Little-known economics professor David Brat defeated the second-ranking House of Representatives member 56%-44%.
Mr Brat's shock victory exposed conservative dissatisfaction with Mr Cantor, who was first elected in 2000.
Mr Cantor had been widely favoured to win, having raised significantly more money than Mr Brat.
But Mr Brat attacked Mr Cantor's record, including his support for some immigration reforms, and rallied enthusiastic members of the anti-tax, conservative populist Tea Party movement in the low-turnout race.
Analysis by Mark Mardell, BBC News, Washington
The defeat of the second-most-important Republican in the House at their hands is being variously described as an "apocalyptic moment" and "an earthquake".
I am not sure the Earth has moved for me, but it will make senior Republicans worry they are still on shaky ground.
The victory of the apparently underfunded and little known Prof David Brat will send a message.
The truth is the Tea Party are a force to be reckoned with still.
They've pushed their party to the right, dominated its council for years, and they won't go away after the mid-terms in November.

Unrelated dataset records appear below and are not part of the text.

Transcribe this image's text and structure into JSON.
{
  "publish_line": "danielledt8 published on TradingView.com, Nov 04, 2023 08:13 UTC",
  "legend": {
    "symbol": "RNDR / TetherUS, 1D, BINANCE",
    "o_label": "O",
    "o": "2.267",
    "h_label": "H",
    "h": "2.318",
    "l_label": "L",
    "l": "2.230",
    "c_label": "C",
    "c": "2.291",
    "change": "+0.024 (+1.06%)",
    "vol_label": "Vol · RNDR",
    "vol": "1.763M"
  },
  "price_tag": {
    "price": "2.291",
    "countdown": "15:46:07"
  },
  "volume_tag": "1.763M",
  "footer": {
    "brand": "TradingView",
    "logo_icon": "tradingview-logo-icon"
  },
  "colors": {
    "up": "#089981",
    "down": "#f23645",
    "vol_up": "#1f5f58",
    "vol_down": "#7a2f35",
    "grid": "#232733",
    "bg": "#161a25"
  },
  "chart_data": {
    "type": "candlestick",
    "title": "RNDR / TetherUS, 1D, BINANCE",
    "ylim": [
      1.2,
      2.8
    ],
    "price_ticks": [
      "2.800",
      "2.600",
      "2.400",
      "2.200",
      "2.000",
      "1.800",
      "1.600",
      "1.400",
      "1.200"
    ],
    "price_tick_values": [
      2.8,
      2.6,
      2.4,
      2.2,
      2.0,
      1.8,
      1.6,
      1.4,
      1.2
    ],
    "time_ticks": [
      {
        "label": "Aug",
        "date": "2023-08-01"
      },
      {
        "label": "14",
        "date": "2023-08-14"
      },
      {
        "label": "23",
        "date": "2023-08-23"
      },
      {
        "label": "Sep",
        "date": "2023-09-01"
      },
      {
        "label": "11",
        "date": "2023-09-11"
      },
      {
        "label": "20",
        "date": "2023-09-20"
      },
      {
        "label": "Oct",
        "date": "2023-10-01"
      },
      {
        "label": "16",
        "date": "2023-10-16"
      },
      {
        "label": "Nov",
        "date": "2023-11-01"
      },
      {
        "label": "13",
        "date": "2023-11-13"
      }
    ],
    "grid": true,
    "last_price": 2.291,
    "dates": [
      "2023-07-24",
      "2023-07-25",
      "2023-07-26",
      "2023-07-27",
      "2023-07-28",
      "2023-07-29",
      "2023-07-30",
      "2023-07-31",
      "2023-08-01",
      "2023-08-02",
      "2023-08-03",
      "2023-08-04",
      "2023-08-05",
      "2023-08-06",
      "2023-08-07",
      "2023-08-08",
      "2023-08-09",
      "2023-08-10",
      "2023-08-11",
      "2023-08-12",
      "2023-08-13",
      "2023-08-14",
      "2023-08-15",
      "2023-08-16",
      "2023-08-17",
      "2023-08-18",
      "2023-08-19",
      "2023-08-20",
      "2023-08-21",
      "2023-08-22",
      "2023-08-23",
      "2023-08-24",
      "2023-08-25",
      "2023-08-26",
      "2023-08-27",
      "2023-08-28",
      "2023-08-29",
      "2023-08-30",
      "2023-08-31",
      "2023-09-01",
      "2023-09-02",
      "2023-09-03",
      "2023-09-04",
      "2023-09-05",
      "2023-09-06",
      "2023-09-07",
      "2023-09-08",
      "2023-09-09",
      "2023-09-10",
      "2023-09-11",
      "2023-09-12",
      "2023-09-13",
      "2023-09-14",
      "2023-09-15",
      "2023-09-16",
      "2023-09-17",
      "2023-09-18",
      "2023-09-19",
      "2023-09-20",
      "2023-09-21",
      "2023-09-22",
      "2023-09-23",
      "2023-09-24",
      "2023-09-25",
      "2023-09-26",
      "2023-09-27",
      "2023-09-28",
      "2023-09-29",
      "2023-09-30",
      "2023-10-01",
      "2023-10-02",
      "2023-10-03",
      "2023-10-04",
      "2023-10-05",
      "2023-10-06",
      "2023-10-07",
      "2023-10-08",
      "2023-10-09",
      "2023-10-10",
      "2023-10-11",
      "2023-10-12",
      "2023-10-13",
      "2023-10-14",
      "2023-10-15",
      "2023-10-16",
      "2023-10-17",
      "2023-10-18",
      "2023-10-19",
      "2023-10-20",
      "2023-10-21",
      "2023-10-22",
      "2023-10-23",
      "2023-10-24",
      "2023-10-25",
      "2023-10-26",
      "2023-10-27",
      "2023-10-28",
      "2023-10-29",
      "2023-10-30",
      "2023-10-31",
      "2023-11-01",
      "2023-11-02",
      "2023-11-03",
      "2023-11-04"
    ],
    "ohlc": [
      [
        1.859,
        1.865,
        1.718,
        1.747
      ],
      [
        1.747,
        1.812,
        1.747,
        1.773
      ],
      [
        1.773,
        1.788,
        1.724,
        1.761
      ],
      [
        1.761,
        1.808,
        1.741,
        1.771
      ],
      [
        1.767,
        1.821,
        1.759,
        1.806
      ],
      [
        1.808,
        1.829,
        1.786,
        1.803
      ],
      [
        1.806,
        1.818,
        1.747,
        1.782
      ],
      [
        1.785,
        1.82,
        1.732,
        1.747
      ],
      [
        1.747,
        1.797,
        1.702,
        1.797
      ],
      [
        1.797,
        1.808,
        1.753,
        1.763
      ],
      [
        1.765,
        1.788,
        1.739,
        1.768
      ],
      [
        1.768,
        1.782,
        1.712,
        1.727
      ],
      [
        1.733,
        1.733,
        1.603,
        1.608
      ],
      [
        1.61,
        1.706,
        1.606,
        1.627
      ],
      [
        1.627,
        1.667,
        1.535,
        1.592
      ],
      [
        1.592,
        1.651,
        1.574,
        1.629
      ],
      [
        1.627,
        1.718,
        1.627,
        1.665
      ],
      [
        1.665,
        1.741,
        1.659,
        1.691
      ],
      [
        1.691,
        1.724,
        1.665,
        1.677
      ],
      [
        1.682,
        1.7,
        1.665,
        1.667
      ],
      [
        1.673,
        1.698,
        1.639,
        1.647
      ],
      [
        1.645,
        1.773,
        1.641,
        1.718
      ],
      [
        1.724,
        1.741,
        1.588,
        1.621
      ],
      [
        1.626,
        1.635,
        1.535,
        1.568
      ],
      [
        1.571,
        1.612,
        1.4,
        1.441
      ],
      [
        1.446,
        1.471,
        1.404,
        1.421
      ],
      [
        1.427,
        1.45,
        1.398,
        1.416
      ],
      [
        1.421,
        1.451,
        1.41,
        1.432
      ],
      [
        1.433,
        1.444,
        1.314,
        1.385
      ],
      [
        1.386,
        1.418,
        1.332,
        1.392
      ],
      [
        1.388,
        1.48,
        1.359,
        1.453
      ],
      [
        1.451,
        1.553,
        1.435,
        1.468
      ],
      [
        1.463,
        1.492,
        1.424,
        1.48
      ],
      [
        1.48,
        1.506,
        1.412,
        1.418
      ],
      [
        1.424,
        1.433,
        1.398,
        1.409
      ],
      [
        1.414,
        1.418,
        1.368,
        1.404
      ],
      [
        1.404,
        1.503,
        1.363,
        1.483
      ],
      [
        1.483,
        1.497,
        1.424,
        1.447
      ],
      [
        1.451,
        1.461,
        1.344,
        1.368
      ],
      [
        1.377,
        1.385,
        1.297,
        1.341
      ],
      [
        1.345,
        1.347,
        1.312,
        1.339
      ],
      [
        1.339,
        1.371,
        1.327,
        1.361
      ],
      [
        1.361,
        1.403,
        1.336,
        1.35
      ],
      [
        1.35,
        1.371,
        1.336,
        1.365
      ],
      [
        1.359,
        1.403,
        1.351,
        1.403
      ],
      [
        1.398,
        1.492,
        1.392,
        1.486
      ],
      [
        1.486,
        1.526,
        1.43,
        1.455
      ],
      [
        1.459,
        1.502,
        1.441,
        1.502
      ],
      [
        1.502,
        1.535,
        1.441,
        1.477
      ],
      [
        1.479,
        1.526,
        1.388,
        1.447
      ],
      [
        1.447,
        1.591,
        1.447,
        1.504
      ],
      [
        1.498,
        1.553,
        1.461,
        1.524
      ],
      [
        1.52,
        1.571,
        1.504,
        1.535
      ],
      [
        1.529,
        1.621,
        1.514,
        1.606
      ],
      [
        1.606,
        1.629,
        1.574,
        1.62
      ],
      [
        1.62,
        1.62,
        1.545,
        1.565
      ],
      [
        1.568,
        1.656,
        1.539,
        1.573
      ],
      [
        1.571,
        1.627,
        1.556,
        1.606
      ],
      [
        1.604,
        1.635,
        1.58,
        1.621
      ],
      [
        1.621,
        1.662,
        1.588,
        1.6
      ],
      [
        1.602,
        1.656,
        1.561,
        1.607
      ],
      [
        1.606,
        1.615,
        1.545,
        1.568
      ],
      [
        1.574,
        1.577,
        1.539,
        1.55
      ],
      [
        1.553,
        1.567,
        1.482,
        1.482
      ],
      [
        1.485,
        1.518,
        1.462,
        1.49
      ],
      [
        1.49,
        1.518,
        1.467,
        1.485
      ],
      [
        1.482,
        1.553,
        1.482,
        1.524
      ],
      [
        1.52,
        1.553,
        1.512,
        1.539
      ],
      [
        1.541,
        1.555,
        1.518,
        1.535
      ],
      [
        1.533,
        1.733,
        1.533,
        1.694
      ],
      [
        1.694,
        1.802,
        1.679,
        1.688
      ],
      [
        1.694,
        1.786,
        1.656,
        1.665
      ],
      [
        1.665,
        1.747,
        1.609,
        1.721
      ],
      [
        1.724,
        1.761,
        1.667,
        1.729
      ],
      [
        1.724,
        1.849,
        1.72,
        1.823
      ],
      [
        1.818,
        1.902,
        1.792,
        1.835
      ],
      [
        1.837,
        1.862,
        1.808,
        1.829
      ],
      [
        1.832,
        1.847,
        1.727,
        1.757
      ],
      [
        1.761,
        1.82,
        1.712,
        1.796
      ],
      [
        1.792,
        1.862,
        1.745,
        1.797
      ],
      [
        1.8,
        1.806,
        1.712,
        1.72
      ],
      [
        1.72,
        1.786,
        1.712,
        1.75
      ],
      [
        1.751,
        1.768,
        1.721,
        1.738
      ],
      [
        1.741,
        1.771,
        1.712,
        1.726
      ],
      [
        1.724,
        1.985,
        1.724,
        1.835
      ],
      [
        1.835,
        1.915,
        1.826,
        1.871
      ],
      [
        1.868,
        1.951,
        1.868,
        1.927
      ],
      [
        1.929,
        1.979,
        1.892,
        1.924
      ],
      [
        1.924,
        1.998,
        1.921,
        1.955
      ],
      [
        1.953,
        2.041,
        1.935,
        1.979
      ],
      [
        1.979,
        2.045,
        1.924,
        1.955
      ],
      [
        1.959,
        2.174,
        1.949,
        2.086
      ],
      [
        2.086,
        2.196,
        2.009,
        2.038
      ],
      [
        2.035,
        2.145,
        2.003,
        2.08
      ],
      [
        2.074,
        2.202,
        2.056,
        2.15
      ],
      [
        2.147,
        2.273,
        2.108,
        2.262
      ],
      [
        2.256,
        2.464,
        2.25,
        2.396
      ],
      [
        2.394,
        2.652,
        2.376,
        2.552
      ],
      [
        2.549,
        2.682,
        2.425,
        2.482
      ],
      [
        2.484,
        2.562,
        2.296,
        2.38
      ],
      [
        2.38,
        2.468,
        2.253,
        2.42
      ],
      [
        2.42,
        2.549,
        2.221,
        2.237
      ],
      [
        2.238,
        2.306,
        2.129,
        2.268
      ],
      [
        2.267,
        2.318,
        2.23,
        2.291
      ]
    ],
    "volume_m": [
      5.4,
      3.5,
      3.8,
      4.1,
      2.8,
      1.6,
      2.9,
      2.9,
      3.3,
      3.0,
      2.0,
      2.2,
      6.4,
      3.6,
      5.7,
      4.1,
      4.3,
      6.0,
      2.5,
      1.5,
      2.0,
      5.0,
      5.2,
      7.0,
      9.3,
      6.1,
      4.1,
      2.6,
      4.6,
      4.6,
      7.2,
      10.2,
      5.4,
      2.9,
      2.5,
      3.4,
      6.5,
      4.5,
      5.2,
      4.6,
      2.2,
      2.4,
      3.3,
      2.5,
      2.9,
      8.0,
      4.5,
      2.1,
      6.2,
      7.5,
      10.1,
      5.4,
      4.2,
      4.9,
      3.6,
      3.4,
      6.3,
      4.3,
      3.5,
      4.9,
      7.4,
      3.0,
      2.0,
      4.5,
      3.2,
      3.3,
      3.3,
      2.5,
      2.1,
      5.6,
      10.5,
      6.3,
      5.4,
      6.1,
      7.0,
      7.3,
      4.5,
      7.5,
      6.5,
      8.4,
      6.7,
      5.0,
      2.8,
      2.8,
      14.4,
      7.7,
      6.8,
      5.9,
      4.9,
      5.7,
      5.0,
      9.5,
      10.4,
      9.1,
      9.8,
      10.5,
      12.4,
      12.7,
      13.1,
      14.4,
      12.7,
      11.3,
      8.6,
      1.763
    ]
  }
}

In a forewarning of trouble, last month Mr Cantor was booed at a meeting of Republican activists after a local party chairman whom he supported was removed in favour of a Tea Party candidate.
A lawyer, Mr Cantor, 51, was first elected to Congress in 2000 after serving nine years in the Virginia House of Delegates.
After the Tea Party emerged in 2009, he forged ties with the loose-knit movement, drawing on its support to help the Republicans take control of the House of Representatives the following year.
Mr Cantor was seen as representing a more conservative counterweight to House Speaker John Boehner, seen by some in the Tea Party as too conciliatory to Democratic President Barack Obama.
He was even viewed by some as possible successor to Mr Boehner.
Mr Brat will now face Democratic nominee Jack Trammell - also a professor at Randolph-Macon College - in this fall's general election.
Primary elections were staged in five states. In other results:
- US Senator Lindsey Graham defeated six challengers from the Tea Party to win South Carolina's Republican primary, avoiding a runoff vote
- Incumbent South Carolina Senator Tim Scott, the only Black Republican in the chamber, won his primary with more than 90 percent of the vote
- Tea Party favourite Bruce Poliquin beat Kevin Raye in the Republican primary in Maine's northern rural district. Emily Cain won the Democrat nomination
- Brian Sandoval beat off four challengers to take Nevada's Republican primary for governor.